A pesar de las críticas, el Código Procesal Penal de 2002, en vigencia desde el 27 de septiembre de 2004, estableció un conjunto de derechos fundamentales que convierten a las víctimas en efectivos sujetos de derecho en el sistema penal. El artículo 84 es particularmente ejemplificativo del cambio de estatus anunciado por la norma. Se adopta asimismo un modelo de Ministerio Público tendencialmente más conectado con las víctimas y se otorga a las víctimas una legitimación procesal activa para intervenir en el conflicto penal como acusador particular adjunto o independiente al Ministerio Público.
Todos esos avances normativosno garantizan por sí solos un cambio en la realidad operativa del sistema penal para tutelar efectivamente los derechos de las víctimas. Es necesario un cambio cultural y organizacional en la relación entre víctimas y fiscales, para romper el paradigma tradicional de una acusación pública despersonalizada que actúa solo en representación del Estado o la sociedad. Se requiere pues que al interés general que el Ministerio Público representa se integre el interés particular de las víctimas. Los fiscales deben tener así una “sensibilidad particular” hacia las víctimas, pero sin traicionar su deber de objetividad.

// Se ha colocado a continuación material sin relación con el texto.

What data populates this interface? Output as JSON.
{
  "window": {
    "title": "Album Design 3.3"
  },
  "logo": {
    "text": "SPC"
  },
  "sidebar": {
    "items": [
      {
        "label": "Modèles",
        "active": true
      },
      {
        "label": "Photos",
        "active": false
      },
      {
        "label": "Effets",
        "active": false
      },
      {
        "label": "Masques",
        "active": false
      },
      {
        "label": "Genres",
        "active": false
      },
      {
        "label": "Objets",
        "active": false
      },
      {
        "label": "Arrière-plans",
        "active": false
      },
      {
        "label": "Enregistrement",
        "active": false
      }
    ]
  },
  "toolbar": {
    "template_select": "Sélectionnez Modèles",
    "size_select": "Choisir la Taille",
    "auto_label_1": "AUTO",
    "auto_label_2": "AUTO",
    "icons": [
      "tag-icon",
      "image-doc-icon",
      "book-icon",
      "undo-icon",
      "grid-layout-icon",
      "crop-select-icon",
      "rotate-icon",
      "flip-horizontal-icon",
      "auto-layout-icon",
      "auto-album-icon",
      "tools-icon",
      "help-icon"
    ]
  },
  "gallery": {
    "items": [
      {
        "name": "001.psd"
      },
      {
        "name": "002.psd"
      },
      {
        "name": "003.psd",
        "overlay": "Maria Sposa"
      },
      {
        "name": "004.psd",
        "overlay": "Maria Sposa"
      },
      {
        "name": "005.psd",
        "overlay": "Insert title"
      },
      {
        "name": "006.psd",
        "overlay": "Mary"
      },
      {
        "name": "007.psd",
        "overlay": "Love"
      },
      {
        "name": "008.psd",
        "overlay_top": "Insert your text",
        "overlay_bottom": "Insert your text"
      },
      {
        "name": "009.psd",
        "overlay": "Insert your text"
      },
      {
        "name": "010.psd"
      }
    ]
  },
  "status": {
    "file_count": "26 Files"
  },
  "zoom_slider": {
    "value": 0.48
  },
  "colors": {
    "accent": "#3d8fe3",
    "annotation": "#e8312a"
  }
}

La tutela efectiva de las víctimas en el sistema penal es una cuestión mucho más compleja que el asegurarles o no una representación judicial similar a la que se garantiza al imputado. Es cierto que víctimas e imputados ostentan intereses contrapuestos en el proceso, pero las consecuencias que pudieran derivar de la sentencia no son equiparables en términos jurídicos. Es por esto que el trato procesal de uno y otro puede ser diferenciado sin que ello constituya una afectación ilegitima del principio de igualdad. Para garantizar la integración efectiva de la víctima al sistema penal se requiere prioritariamente que el Ministerio Público asuma la reparación civil como una “tercera vía” que contribuye a los fines convencionales del derecho penal, y que el Estado desarrolle políticas públicas de protección y atención integral que disminuyan los efectos de la victimización secundaria y garanticen la reparación integral de las víctimas.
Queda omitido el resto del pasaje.